As indicated earlier, the objectives of Problem investigation frequently conflict with those of Incident resolution. For example, Problem investigation may require detailed diagnostics data, which is available only when an Incident has occurred; its capture may significantly delay the restoration of normal services. Be sure to liaise closely with Incident control and the computer operations or network control functions to get a balanced view of the right time for such actions.

Methods of Problem analysis

Literature provides many methods for structural Problem analysis and diagnosis. Some available methods are:

• Kepner and Tregoe (see Annex 6B)
• Ishikawa diagrams (see Annex 6C)
• brainstorming sessions
• flowchart methods.

Problem Management should select methods that best fit the organisation's purposes.
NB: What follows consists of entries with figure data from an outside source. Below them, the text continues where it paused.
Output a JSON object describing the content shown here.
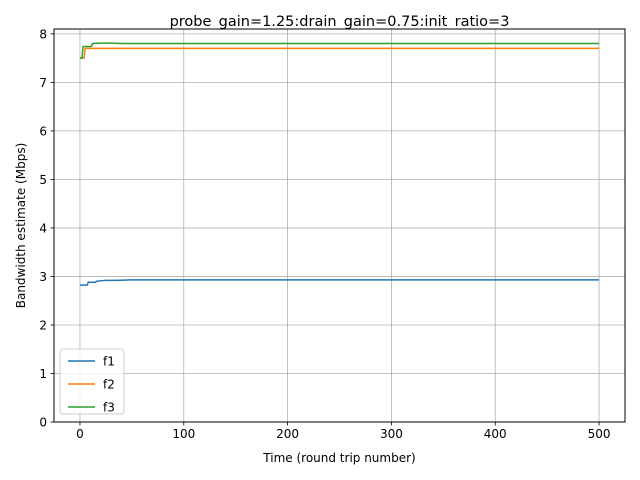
{
  "chart_data": {
    "type": "line",
    "title": "probe_gain=1.25:drain_gain=0.75:init_ratio=3",
    "xlabel": "Time (round trip number)",
    "ylabel": "Bandwidth estimate (Mbps)",
    "xlim": [
      -25,
      525
    ],
    "ylim": [
      0,
      8.1
    ],
    "xticks": [
      0,
      100,
      200,
      300,
      400,
      500
    ],
    "yticks": [
      0,
      1,
      2,
      3,
      4,
      5,
      6,
      7,
      8
    ],
    "grid": true,
    "legend_position": "lower-left",
    "series": [
      {
        "name": "f1",
        "color": "#1f77b4",
        "x": [
          0,
          7,
          8,
          15,
          16,
          20,
          25,
          35,
          50,
          70,
          100,
          200,
          300,
          400,
          500
        ],
        "y": [
          2.82,
          2.82,
          2.88,
          2.88,
          2.9,
          2.91,
          2.92,
          2.92,
          2.93,
          2.93,
          2.93,
          2.93,
          2.93,
          2.93,
          2.93
        ]
      },
      {
        "name": "f2",
        "color": "#ff7f0e",
        "x": [
          0,
          4,
          5,
          7,
          100,
          200,
          300,
          400,
          500
        ],
        "y": [
          7.5,
          7.5,
          7.7,
          7.7,
          7.7,
          7.7,
          7.7,
          7.7,
          7.7
        ]
      },
      {
        "name": "f3",
        "color": "#2ca02c",
        "x": [
          0,
          2,
          3,
          11,
          12,
          20,
          30,
          40,
          100,
          200,
          300,
          400,
          500
        ],
        "y": [
          7.5,
          7.5,
          7.74,
          7.74,
          7.8,
          7.81,
          7.81,
          7.8,
          7.8,
          7.8,
          7.8,
          7.8,
          7.8
        ]
      }
    ]
  }
}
6.6.4 Tips on Problem control

The following are points worth remembering in relation to Problem control:

• The categorisation of Incidents can produce a first step towards Problem definition. Problem Management therefore should closely relate with Incident Management with regard to establishing common Incident and Problem categories. Appropriate categories should be created both for recording reported Incidents, which should be in 'Customer terms', and for recording the finally detected causes, more likely to be expressed in 'IT terms'.
• If possible, establish a multidisciplinary team with, for instance, Problem Management, as coordinator, in order to involve as many different perspectives as possible in the investigation.
• Ensure that support specialists involved have adequate tools and diagnostic aids in order to be able to carry out their tasks effectively.
• If a Problem does not involve an error in a system component but is caused by say, a general lack of User training, execute any resolution action and close the Problem record. Alternatively, a new CI record can be created - in this example for 'training Problems' - and the Problem can then be converted into a Known Error in the usual way. Ensure that the detected cause reflects the situation, e.g. lack of user knowledge, training.
• Investigation procedures during the Incident or Problem control process require that documentation on all products in the IT infrastructure is available to the process and to support staff for reference purposes. This includes documentation on the following:
  • application systems
  • systems software
  • in-house utility routines
  • networking hardware and software
  • overall configuration/network diagrams.
• In addition to product information, it is also necessary to have effective procedures to collect diagnostic data for Problem resolution. It is particularly important that support staff are familiar with these procedures, as any inappropriate use during an Incident can delay the resumption of normal IT services. So you also need procedures that support and enforce your process requirements - and those procedures might include adequate training, qualifications etc.
• Often, support specialists are involved in both the Incident Management process and the Problem Management process. Keeping in mind the different goals of these processes (quick resolution versus structural resolutions), it can prove useful to assign specialists to both processes for a fixed percentage of their time, perhaps 80% to Incident Management and 20% to Problem Management. This prevents support specialists becoming fully absorbed by reactive Incident Management.
• During Incident and Problem investigations, Problem Management staff also require accurate records of recent Changes, because these may provide pointers to the cause.